Contenu externe

Le contenu suivant a été fourni par des partenaires externes. Nous ne pouvons ainsi pas garantir son accessibilité à tous les utilisateurs.

Le secrétaire d'Etat américain nommé par Donald Trump, l'ex-PDG d'ExxonMobil Rex Tillerson, mercredi au Capitole à Washington pour son premier grand oral.

Keystone/AP/J. SCOTT APPLEWHITE

(sda-ats)

Le secrétaire d'Etat américain nommé par Donald Trump, l'ex-PDG d'ExxonMobil Rex Tillerson, a reconnu mercredi que la Russie représentait un "danger". Les alliés des Etats-Unis au sein de l'OTAN "ont raison" d'être inquiets de son retour sur la scène internationale.

L'ancien patron du géant pétrolier a été auditionné par la commission des Affaires étrangères du Sénat pour être éventuellement confirmé à son poste de chef de la diplomatie américaine.

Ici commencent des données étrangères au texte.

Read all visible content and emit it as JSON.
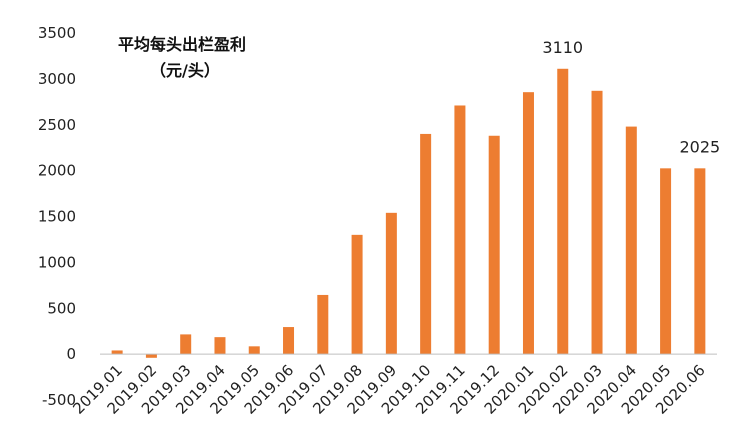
{
  "chart_data": {
    "type": "bar",
    "title": "平均每头出栏盈利",
    "subtitle": "（元/头）",
    "categories": [
      "2019.01",
      "2019.02",
      "2019.03",
      "2019.04",
      "2019.05",
      "2019.06",
      "2019.07",
      "2019.08",
      "2019.09",
      "2019.10",
      "2019.11",
      "2019.12",
      "2020.01",
      "2020.02",
      "2020.03",
      "2020.04",
      "2020.05",
      "2020.06"
    ],
    "values": [
      40,
      -40,
      215,
      185,
      85,
      295,
      645,
      1300,
      1540,
      2400,
      2710,
      2380,
      2855,
      3110,
      2870,
      2480,
      2025,
      2025
    ],
    "ylim": [
      -500,
      3500
    ],
    "yticks": [
      -500,
      0,
      500,
      1000,
      1500,
      2000,
      2500,
      3000,
      3500
    ],
    "annotations": [
      {
        "category": "2020.02",
        "text": "3110"
      },
      {
        "category": "2020.06",
        "text": "2025"
      }
    ],
    "bar_color": "#ED7D31",
    "grid": false,
    "legend": "none"
  }
}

C'est un proche du président russe, Vladimir Poutine, avec lequel le président élu des Etats-Unis, Donald Trump, prône justement un rapprochement.

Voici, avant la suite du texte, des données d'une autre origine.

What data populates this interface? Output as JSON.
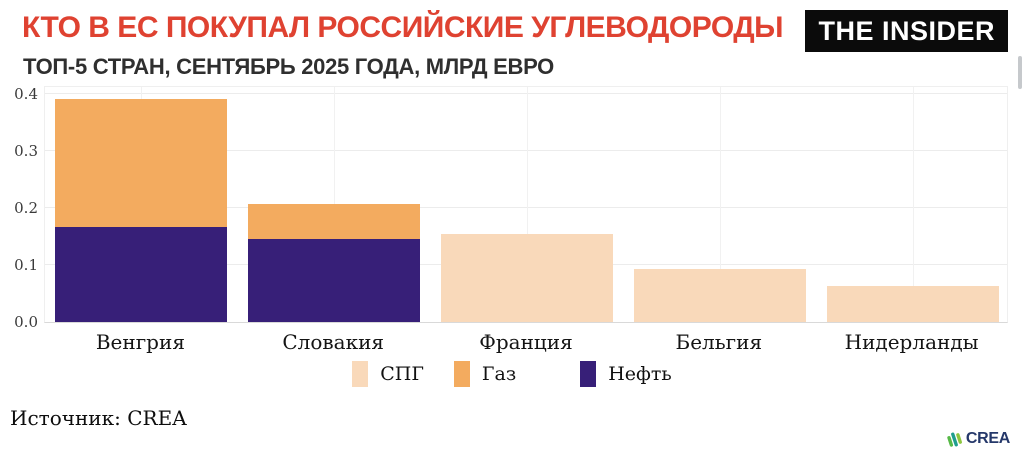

"La Russie représente aujourd'hui un danger. Mais elle n'est pas imprévisible. Elle a envahi l'Ukraine, notamment en s'emparant de la Crimée, et elle a apporté son soutien aux forces syriennes, qui ont violé avec une grande brutalité les lois de la guerre", a tonné M. Tillerson. Il était justement attendu par les sénateurs américains sur sa proximité avec la Russie du temps où il était PDG d'ExxonMobil, entre 2006 et le 31 décembre.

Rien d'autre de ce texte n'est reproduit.